FDA Grants Emergency Use to Regeneron’s COVID-19 Antibody Cocktail

November 27, 2020 - FDA recently issued an emergency use authorization to Regeneron for its COVID-19 antibody cocktail, formerly known as REGN-COV2. 

The cocktail is made up of casirivimab and imdevimab.

The authorization allows healthcare providers to administer the drugs together by intravenous (IV) infusion to infected adults and pediatric patients 12 years of age or older, as long as they weigh at least 88 pounds.

Providers may also administer the drug combination to individuals who are at high risk of progressing to severe COVID-19 and to patients 65 years of age or older who have certain underlying conditions. 

But the cocktail is not authorized for patients who are hospitalized due to COVID-19 or require oxygen therapy, as the antibodies may generate worse clinical outcomes. 

“The FDA remains committed to advancing the nation’s public health during this unprecedented pandemic.

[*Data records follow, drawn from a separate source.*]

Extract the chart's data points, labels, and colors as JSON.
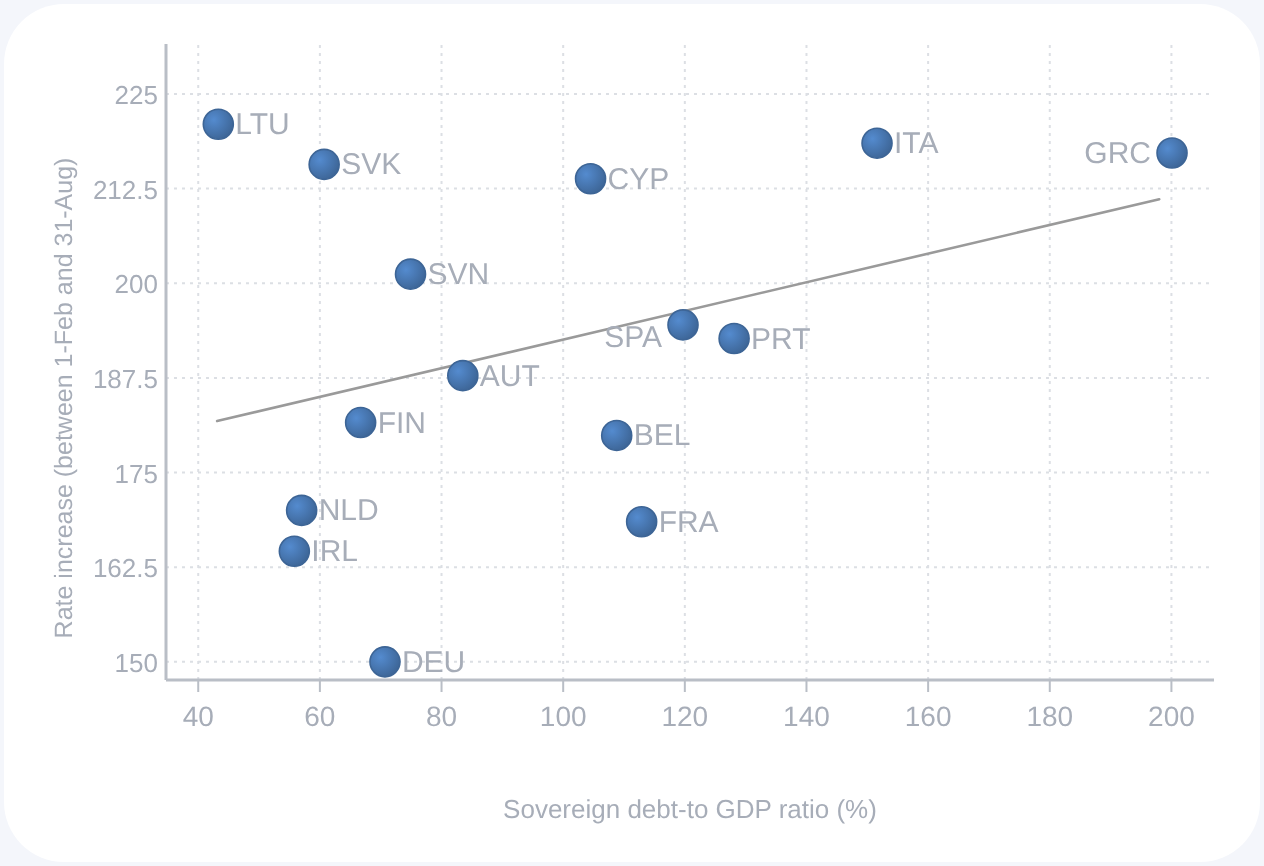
{
  "chart_data": {
    "type": "scatter",
    "xlabel": "Sovereign debt-to GDP ratio (%)",
    "ylabel": "Rate increase (between 1-Feb and 31-Aug)",
    "xlim": [
      34.7,
      207
    ],
    "xticks": [
      40,
      60,
      80,
      100,
      120,
      140,
      160,
      180,
      200
    ],
    "ylim": [
      147.6,
      231.6
    ],
    "yticks": [
      150,
      162.5,
      175,
      187.5,
      200,
      212.5,
      225
    ],
    "grid": true,
    "series": [
      {
        "marker": "circle",
        "color": "#3d6596",
        "x": [
          43.3,
          60.7,
          104.5,
          151.6,
          200.1,
          74.9,
          119.7,
          128.1,
          83.5,
          66.7,
          108.8,
          57,
          112.9,
          55.8,
          70.7
        ],
        "values": [
          221,
          215.7,
          213.8,
          218.5,
          217.2,
          201.2,
          194.5,
          192.7,
          187.8,
          181.6,
          179.9,
          170,
          168.5,
          164.6,
          150
        ]
      },
      {
        "type": "line",
        "color": "#9a9a9a",
        "x": [
          43.1,
          198
        ],
        "values": [
          181.8,
          211.1
        ]
      }
    ],
    "annotations": [
      {
        "text": "LTU",
        "x": 43.3,
        "y": 221
      },
      {
        "text": "SVK",
        "x": 60.7,
        "y": 215.7
      },
      {
        "text": "CYP",
        "x": 104.5,
        "y": 213.8
      },
      {
        "text": "ITA",
        "x": 151.6,
        "y": 218.5
      },
      {
        "text": "GRC",
        "x": 200.1,
        "y": 217.2
      },
      {
        "text": "SVN",
        "x": 74.9,
        "y": 201.2
      },
      {
        "text": "SPA",
        "x": 119.7,
        "y": 194.5
      },
      {
        "text": "PRT",
        "x": 128.1,
        "y": 192.7
      },
      {
        "text": "AUT",
        "x": 83.5,
        "y": 187.8
      },
      {
        "text": "FIN",
        "x": 66.7,
        "y": 181.6
      },
      {
        "text": "BEL",
        "x": 108.8,
        "y": 179.9
      },
      {
        "text": "NLD",
        "x": 57,
        "y": 170
      },
      {
        "text": "FRA",
        "x": 112.9,
        "y": 168.5
      },
      {
        "text": "IRL",
        "x": 55.8,
        "y": 164.6
      },
      {
        "text": "DEU",
        "x": 70.7,
        "y": 150
      }
    ]
  }
}
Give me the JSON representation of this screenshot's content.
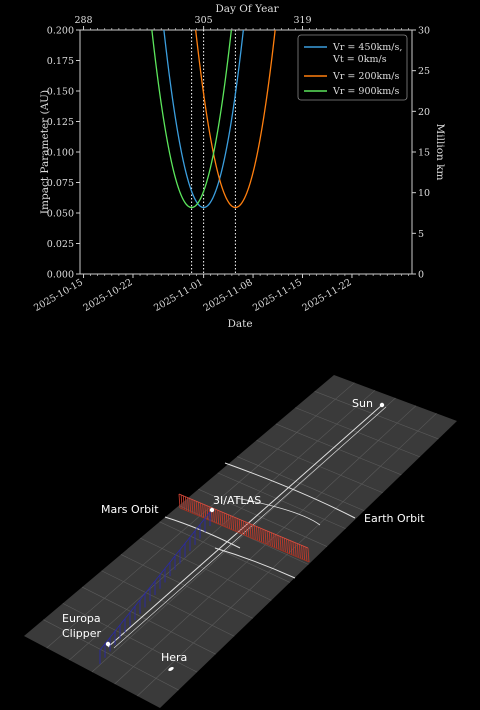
{
  "chart_data": [
    {
      "type": "line",
      "xlabel": "Date",
      "ylabel": "Impact Parameter (AU)",
      "ylabel_right": "Million km",
      "top_axis_label": "Day Of Year",
      "x_tick_labels": [
        "2025-10-15",
        "2025-10-22",
        "2025-11-01",
        "2025-11-08",
        "2025-11-15",
        "2025-11-22"
      ],
      "x_tick_doy": [
        288,
        295,
        305,
        312,
        319,
        326
      ],
      "top_tick_labels": [
        "288",
        "305",
        "319"
      ],
      "top_tick_doy": [
        288,
        305,
        319
      ],
      "xlim_doy": [
        287.5,
        334.5
      ],
      "ylim": [
        0.0,
        0.2
      ],
      "y_tick_labels": [
        "0.000",
        "0.025",
        "0.050",
        "0.075",
        "0.100",
        "0.125",
        "0.150",
        "0.175",
        "0.200"
      ],
      "y_ticks": [
        0.0,
        0.025,
        0.05,
        0.075,
        0.1,
        0.125,
        0.15,
        0.175,
        0.2
      ],
      "y2lim": [
        0,
        30
      ],
      "y2_ticks": [
        0,
        5,
        10,
        15,
        20,
        25,
        30
      ],
      "y2_tick_labels": [
        "0",
        "5",
        "10",
        "15",
        "20",
        "25",
        "30"
      ],
      "legend_position": "top-right",
      "series": [
        {
          "name": "Vr = 450km/s, Vt = 0km/s",
          "color": "#3b9ede",
          "min_doy": 305.0,
          "min_value": 0.0545,
          "curvature": 0.0046
        },
        {
          "name": "Vr = 200km/s",
          "color": "#ff7f0e",
          "min_doy": 309.5,
          "min_value": 0.0545,
          "curvature": 0.0046
        },
        {
          "name": "Vr = 900km/s",
          "color": "#5ce65c",
          "min_doy": 303.3,
          "min_value": 0.0545,
          "curvature": 0.0046
        }
      ],
      "vlines_doy": [
        303.3,
        305.0,
        309.5
      ],
      "grid": false
    },
    {
      "type": "diagram-3d",
      "labels": {
        "sun": "Sun",
        "earth_orbit": "Earth Orbit",
        "mars_orbit": "Mars Orbit",
        "atlas": "3I/ATLAS",
        "europa": [
          "Europa",
          "Clipper"
        ],
        "hera": "Hera"
      },
      "colors": {
        "comet_trail": "#c0392b",
        "spacecraft_trail": "#2a2aa8",
        "grid": "#555555",
        "plane": "#3a3a3a"
      }
    }
  ]
}
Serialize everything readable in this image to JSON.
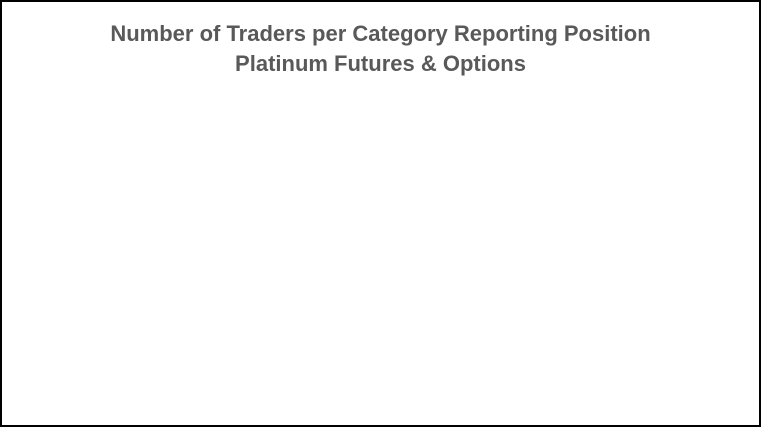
{
  "chart_data": {
    "type": "bar",
    "title": "Number of Traders per Category Reporting Position",
    "subtitle": "Platinum Futures & Options",
    "categories": [],
    "series": [],
    "xlabel": "",
    "ylabel": "",
    "grid": false,
    "legend": "none"
  },
  "colors": {
    "title": "#595959",
    "border": "#000000",
    "background": "#ffffff"
  }
}
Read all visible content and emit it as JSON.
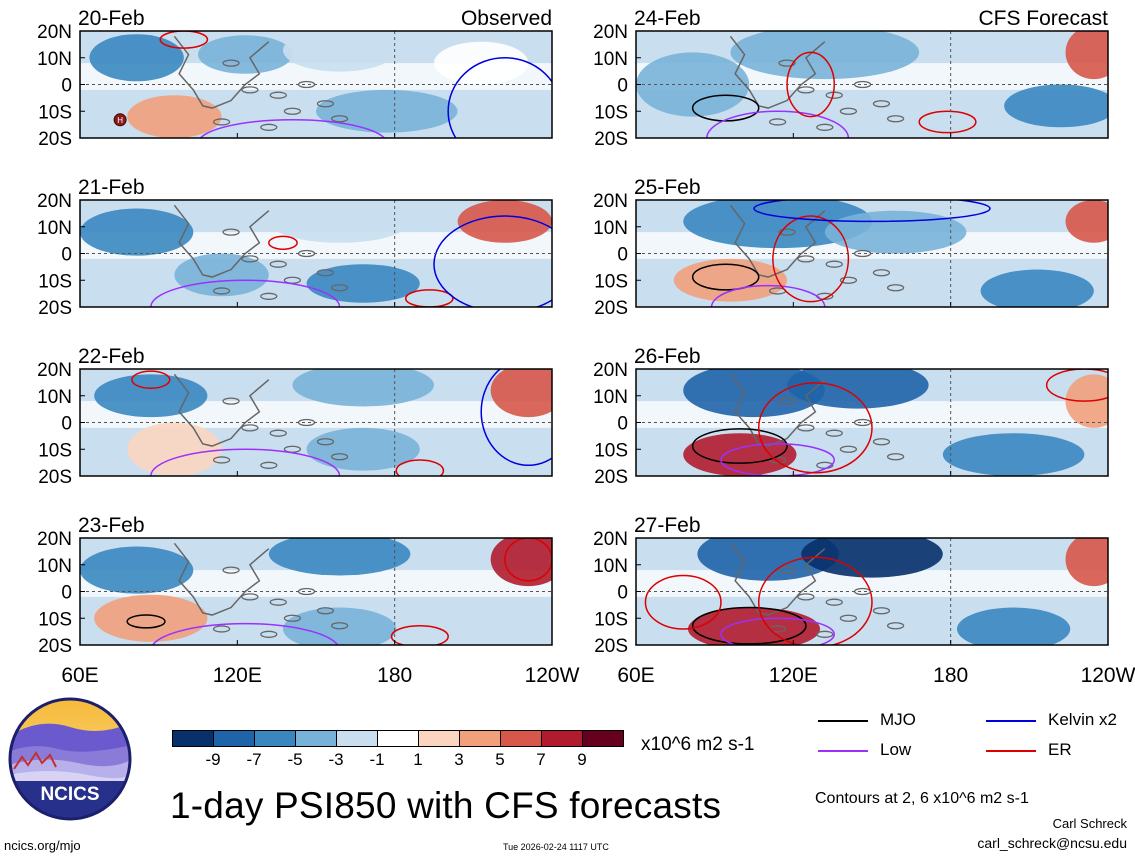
{
  "header": {
    "left_label": "Observed",
    "right_label": "CFS Forecast"
  },
  "chart_data": {
    "type": "heatmap",
    "title": "1-day PSI850 with CFS forecasts",
    "variable": "PSI850 anomaly",
    "units": "x10^6 m2 s-1",
    "x_ticks": [
      "60E",
      "120E",
      "180",
      "120W"
    ],
    "y_ticks": [
      "20N",
      "10N",
      "0",
      "10S",
      "20S"
    ],
    "x_range": [
      "60E",
      "120W"
    ],
    "y_range": [
      "20S",
      "20N"
    ],
    "colorbar": {
      "levels": [
        "-9",
        "-7",
        "-5",
        "-3",
        "-1",
        "1",
        "3",
        "5",
        "7",
        "9"
      ],
      "colors": [
        "#08306b",
        "#1f63a8",
        "#3a87c0",
        "#79b2d8",
        "#c9dff0",
        "#ffffff",
        "#fbd5c0",
        "#f2a07c",
        "#d7574a",
        "#b01c2e",
        "#67001f"
      ]
    },
    "panels": [
      {
        "date": "20-Feb",
        "kind": "Observed"
      },
      {
        "date": "21-Feb",
        "kind": "Observed"
      },
      {
        "date": "22-Feb",
        "kind": "Observed"
      },
      {
        "date": "23-Feb",
        "kind": "Observed"
      },
      {
        "date": "24-Feb",
        "kind": "CFS Forecast"
      },
      {
        "date": "25-Feb",
        "kind": "CFS Forecast"
      },
      {
        "date": "26-Feb",
        "kind": "CFS Forecast"
      },
      {
        "date": "27-Feb",
        "kind": "CFS Forecast"
      }
    ],
    "contour_legend": [
      {
        "name": "MJO",
        "color": "#000000"
      },
      {
        "name": "Kelvin x2",
        "color": "#0000dd"
      },
      {
        "name": "Low",
        "color": "#9b30ff"
      },
      {
        "name": "ER",
        "color": "#dd0000"
      }
    ],
    "contour_note": "Contours at 2, 6 x10^6 m2 s-1",
    "high_marker": "H"
  },
  "footer": {
    "website": "ncics.org/mjo",
    "timestamp": "Tue 2026-02-24 1117 UTC",
    "author": "Carl Schreck",
    "email": "carl_schreck@ncsu.edu",
    "logo_text": "NCICS"
  }
}
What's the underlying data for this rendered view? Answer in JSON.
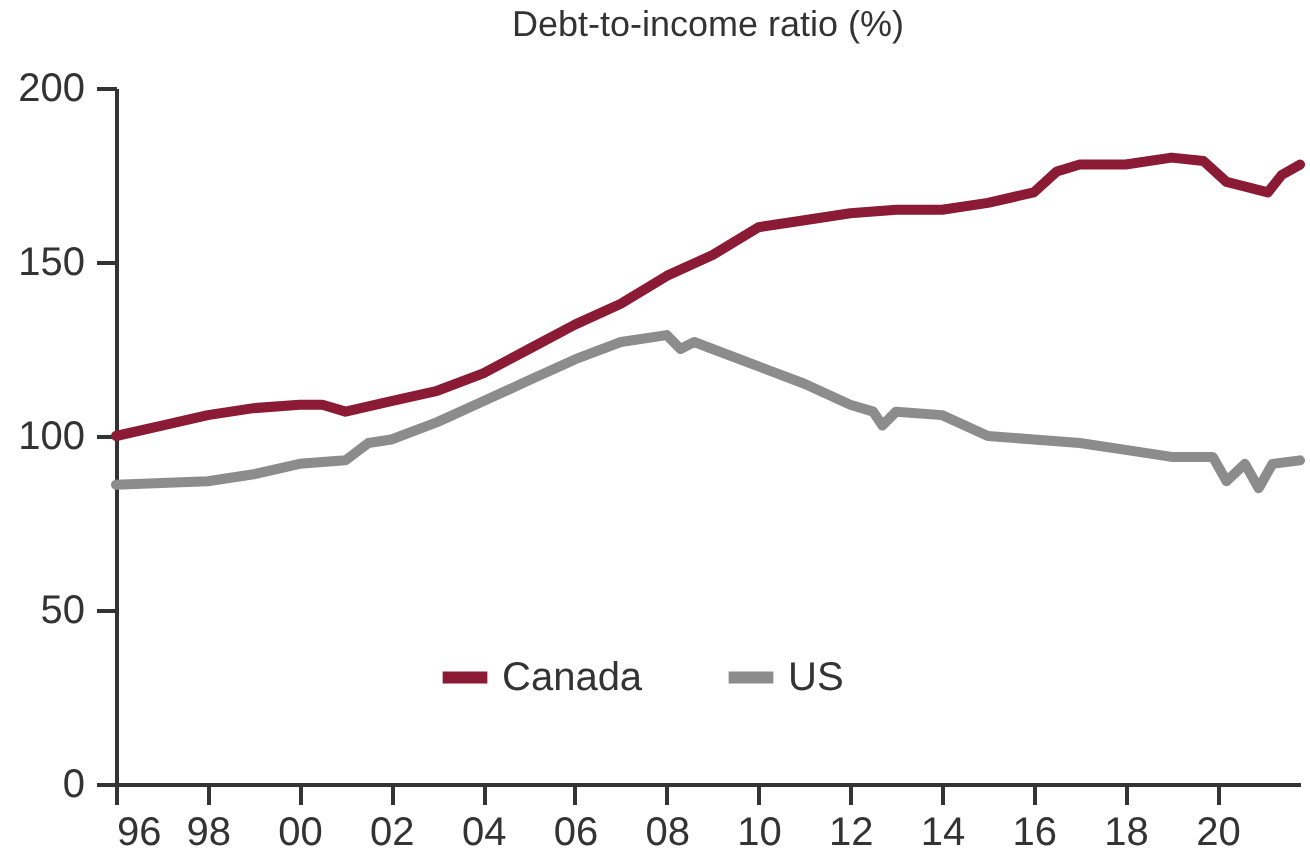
{
  "chart_data": {
    "type": "line",
    "title": "Debt-to-income ratio (%)",
    "x": [
      1996,
      1997,
      1998,
      1999,
      2000,
      2000.5,
      2001,
      2002,
      2003,
      2004,
      2005,
      2006,
      2007,
      2008,
      2009,
      2010,
      2011,
      2012,
      2013,
      2014,
      2015,
      2016,
      2016.5,
      2017,
      2018,
      2019,
      2019.7,
      2020.2,
      2020.8,
      2021.1,
      2021.4,
      2021.8
    ],
    "series": [
      {
        "name": "Canada",
        "color": "#8b1a35",
        "values": [
          100,
          103,
          106,
          108,
          109,
          109,
          107,
          110,
          113,
          118,
          125,
          132,
          138,
          146,
          152,
          160,
          162,
          164,
          165,
          165,
          167,
          170,
          176,
          178,
          178,
          180,
          179,
          173,
          171,
          170,
          175,
          178
        ]
      },
      {
        "name": "US",
        "color": "#8c8c8c",
        "x": [
          1996,
          1998,
          1999,
          2000,
          2001,
          2001.5,
          2002,
          2003,
          2004,
          2005,
          2006,
          2007,
          2008,
          2008.3,
          2008.6,
          2009,
          2010,
          2011,
          2012,
          2012.5,
          2012.7,
          2013,
          2014,
          2015,
          2016,
          2017,
          2018,
          2019,
          2019.9,
          2020.2,
          2020.6,
          2020.9,
          2021.2,
          2021.8
        ],
        "values": [
          86,
          87,
          89,
          92,
          93,
          98,
          99,
          104,
          110,
          116,
          122,
          127,
          129,
          125,
          127,
          125,
          120,
          115,
          109,
          107,
          103,
          107,
          106,
          100,
          99,
          98,
          96,
          94,
          94,
          87,
          92,
          85,
          92,
          93
        ]
      }
    ],
    "xlim": [
      1996,
      2021.8
    ],
    "xticks": [
      {
        "value": 1996,
        "label": "96"
      },
      {
        "value": 1998,
        "label": "98"
      },
      {
        "value": 2000,
        "label": "00"
      },
      {
        "value": 2002,
        "label": "02"
      },
      {
        "value": 2004,
        "label": "04"
      },
      {
        "value": 2006,
        "label": "06"
      },
      {
        "value": 2008,
        "label": "08"
      },
      {
        "value": 2010,
        "label": "10"
      },
      {
        "value": 2012,
        "label": "12"
      },
      {
        "value": 2014,
        "label": "14"
      },
      {
        "value": 2016,
        "label": "16"
      },
      {
        "value": 2018,
        "label": "18"
      },
      {
        "value": 2020,
        "label": "20"
      }
    ],
    "ylim": [
      0,
      200
    ],
    "yticks": [
      0,
      50,
      100,
      150,
      200
    ],
    "grid": false,
    "legend": "bottom",
    "line_style": "solid"
  }
}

Authorizing these monoclonal antibody therapies may help outpatients avoid hospitalization and alleviate the burden on our health care system,” FDA Commissioner Stephen M. Hahn, MD, said in the announcement. 

“As part of our Coronavirus Treatment Acceleration Program, the FDA uses every possible pathway to make new treatments available to patients as quickly as possible while continuing to study the safety and effectiveness of these treatments,” he continued.

The data supporting the emergency use authorization are based on a Phase 2/3 randomized, double-blind, placebo-controlled clinical trial of 799 non-hospitalized adults with mild to moderate COVID-19 symptoms. 

In the trial, casirivimab and imdevimab met the primary and key secondary endpoints and significantly reduced viral load and patient medical visits, including hospitalizations, emergency room, urgent care visits, and physician office or telemedicine visits. 

Most notably, the antibody cocktail reduced medical visits related to COVID-19 by 57 percent through Day 29 and reduced medical visits by 72 percent in patients with one or more risk factors. 

Specifically, hospitalizations and emergency room visits occurred in three percent of casirivimab and imdevimab-treated patients on average compared to nine percent in placebo-treated patients.

But overall, the safety and effectiveness of this investigational therapy for use in the treatment of COVID-19 continues to be evaluated, FDA stated. 

“The emergency authorization of these monoclonal antibodies administered together offers health care providers another tool in combating the pandemic,” said Patrizia Cavazzoni, MD, acting director of FDA’s Center for Drug Evaluation and Research. “We will continue to facilitate the development, evaluation and availability of COVID-19 therapies.”

At the beginning of the pandemic, Regeneron and the Biomedical Advanced Research and Development Authority (BARDA) rapidly scaled up the production of casirivimab and imdevimab. 

Then at the end of August, Regeneron partnered with Roche to develop, manufacture, and distribute the COVID-19 antibody cocktail. 

The companies stated that they will increase the supply of REGN-COV2 to at least three and a half times the current capacity, with potential for even further expansion.

Specifically, Regeneron anticipates to dose nearly 80,000 patients by the end of November, 200,000 patients by the first week of January, and 300,000 patients in total by the end of January 2021.

“This FDA Emergency Use Authorization is an important step in the fight against COVID-19, as high-risk patients in the United States will have access to a promising therapy early in the course of their infection,” Leonard S. Schleifer, MD, PhD, president and chief executive officer of Regeneron, said in a press release.

“Demand may exceed supply initially, making it even more critical that federal and state governments ensure the casirivimab and imdevimab antibody cocktail is distributed fairly and equitably to the patients most in need. In the first quarter of 2021, we expect to increase available global supply as we continue our collaboration with Roche,” Schleifer concluded.